Integrated circuits have made modern computation and communications possible. This course presents modern integrated circuit design concepts for both bipolar and MOS technologies, with an emphasis placed on CMOS technology. Students completing this course will be able to model, analyze, simulate and design analog and digital integrated circuits. Computer-aided design tools and laboratory exercises complement the course. Topics include: non-ideal operational amplifiers; internal circuitry of operational amplifiers; frequency response of single-stage and multistage integrated circuit amplifiers; integrated circuit biasing including current sources, current mirrors and current steering circuits; analog-to-digital and digital-to-analog converters; digital CMOS logic and memory; oscillators; multivibrators; and integrated circuit timers.
Use of recursion and abstract data types. Introduction to computational complexity, big- O notation, and analysis of simple algorithms. Fundamental data structures (stacks, queues, hash tables, trees and graphs) and their implementations. Fundamental algorithms: quicksort and other O ( n log n ) sorting algorithms, hashing and collision-avoidance, binary search, operations on binary trees. Introduction to graphs and finding shortest-paths.
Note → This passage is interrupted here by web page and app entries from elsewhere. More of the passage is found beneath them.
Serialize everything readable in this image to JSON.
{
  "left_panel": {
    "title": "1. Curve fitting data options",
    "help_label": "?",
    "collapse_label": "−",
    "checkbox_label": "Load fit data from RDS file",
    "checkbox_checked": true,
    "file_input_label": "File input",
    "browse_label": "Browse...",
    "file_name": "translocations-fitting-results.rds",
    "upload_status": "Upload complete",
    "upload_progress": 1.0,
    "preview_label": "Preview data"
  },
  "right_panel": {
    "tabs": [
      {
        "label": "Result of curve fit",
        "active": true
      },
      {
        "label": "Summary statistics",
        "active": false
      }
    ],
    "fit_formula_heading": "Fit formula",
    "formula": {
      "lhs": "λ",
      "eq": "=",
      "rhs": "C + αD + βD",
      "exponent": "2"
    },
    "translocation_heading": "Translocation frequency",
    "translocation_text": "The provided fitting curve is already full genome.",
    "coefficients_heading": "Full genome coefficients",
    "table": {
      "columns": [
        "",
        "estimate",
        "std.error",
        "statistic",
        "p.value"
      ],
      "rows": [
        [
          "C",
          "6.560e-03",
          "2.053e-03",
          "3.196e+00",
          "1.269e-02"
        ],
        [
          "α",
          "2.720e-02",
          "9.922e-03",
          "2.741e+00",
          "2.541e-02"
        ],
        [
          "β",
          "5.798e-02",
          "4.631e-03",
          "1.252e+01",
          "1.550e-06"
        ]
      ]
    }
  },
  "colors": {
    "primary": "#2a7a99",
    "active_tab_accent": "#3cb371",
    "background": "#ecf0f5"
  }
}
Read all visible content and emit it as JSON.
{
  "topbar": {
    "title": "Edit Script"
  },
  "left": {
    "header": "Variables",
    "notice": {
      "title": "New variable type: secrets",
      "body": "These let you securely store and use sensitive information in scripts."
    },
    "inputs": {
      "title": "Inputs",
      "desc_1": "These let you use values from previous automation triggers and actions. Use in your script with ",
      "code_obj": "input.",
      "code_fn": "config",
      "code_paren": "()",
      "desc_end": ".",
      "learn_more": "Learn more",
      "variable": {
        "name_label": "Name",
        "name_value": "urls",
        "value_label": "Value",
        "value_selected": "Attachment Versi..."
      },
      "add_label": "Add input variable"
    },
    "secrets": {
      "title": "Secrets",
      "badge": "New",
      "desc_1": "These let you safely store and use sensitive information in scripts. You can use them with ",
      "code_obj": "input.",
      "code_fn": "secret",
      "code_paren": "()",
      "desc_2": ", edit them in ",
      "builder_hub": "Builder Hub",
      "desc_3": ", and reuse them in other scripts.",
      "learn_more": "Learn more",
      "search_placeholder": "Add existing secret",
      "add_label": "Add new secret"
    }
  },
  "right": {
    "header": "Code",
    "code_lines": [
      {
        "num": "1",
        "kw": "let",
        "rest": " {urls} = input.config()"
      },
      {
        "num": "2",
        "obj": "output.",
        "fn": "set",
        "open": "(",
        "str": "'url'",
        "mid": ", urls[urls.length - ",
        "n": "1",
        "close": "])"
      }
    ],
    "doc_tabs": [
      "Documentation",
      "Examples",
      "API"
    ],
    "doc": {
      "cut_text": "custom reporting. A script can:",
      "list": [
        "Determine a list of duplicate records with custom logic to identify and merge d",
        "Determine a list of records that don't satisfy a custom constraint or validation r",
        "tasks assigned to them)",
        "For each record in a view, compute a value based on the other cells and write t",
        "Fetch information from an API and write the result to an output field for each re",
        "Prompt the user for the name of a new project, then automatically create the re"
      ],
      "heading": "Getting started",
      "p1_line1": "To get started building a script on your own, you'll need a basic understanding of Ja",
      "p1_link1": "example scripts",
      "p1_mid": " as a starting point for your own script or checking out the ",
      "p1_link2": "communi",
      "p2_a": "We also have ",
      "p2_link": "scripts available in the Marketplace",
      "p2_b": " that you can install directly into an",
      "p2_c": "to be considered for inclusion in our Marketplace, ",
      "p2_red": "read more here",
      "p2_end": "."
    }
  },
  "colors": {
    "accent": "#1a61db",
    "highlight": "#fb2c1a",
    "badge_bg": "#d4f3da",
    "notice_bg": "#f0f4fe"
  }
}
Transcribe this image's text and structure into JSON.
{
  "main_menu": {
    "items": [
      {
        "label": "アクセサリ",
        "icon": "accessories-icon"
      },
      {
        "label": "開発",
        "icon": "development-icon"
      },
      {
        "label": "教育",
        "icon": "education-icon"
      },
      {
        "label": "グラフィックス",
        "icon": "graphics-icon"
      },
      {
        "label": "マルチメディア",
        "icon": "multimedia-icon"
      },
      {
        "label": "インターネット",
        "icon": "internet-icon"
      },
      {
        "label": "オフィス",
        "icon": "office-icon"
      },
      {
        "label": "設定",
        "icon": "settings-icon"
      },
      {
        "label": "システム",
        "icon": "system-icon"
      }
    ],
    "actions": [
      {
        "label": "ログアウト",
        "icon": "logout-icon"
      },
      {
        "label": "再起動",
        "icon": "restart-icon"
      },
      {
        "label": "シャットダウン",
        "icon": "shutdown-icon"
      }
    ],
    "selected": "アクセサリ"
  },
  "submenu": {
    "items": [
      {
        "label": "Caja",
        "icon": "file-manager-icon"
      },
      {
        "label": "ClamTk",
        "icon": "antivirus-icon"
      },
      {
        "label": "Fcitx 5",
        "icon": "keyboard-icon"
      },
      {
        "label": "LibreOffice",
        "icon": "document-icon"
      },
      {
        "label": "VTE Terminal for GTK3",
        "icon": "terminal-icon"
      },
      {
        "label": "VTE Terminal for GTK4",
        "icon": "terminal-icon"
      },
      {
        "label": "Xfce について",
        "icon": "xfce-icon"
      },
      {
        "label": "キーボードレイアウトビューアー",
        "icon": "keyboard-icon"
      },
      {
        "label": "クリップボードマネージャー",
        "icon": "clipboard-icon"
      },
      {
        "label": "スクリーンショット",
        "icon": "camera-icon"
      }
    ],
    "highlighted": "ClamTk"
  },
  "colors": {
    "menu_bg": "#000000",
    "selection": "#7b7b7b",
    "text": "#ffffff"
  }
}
Electric motors and generators are used in daily life for energy conversion, transportation, and within industry, and hence are an important part of the field of electrical engineering. This course explains the operation of electric machines, including machines used in electric vehicles and renewable energy systems, and considers control issues for different machine types. Students completing this course will understand the basic modes of operation of electric machines, and will be able to analyze their performance. Topics include: a survey of energy conversion methods; a review of three-phase systems; magnetic laws and circuits; transformers; analysis of electromechanical systems; and DC, induction, and synchronous machines, and their principles of operation.
The objective of the course is to initiate students to aspects of professional development in Engineering. The course has four modules: (i) roles and responsibilities of engineering in society and ethics in engineering; (ii) environmental stewardship; (iii) sustainable development; and, (iv) safety. The modules will be given by professors from the Faculty of Engineering and/or invited professional engineers.
Introduction to sets. Vectors in 2, 3 and higher dimensions; operations on vectors; geometric applications. Equations of lines, planes and hyperplanes. Linear systems of equations, solution using row reduction. Matrices: matrix algebra, inverses and determinants. Solution of matrix equations. Introduction to eigenvalues and eigenvectors. Complex numbers, arithmetic, powers and roots. Fundamental theorem of algebra, solution of polynomial equations, factorization of polynomials.
This course provides the fundamentals of electrical engineering. It deals with the behaviour of circuits built from basic linear circuit elements that are resistor, capacitor, inductor, independent and dependent voltage and current sources. Students completing this course will be able to analyze electric circuits. Topics include: DC circuit analysis; energy storage and time domain behavior; sinusoidal steady state circuit analysis; ac power; three-phase systems; magnetic laws and circuits; and, ideal transformers.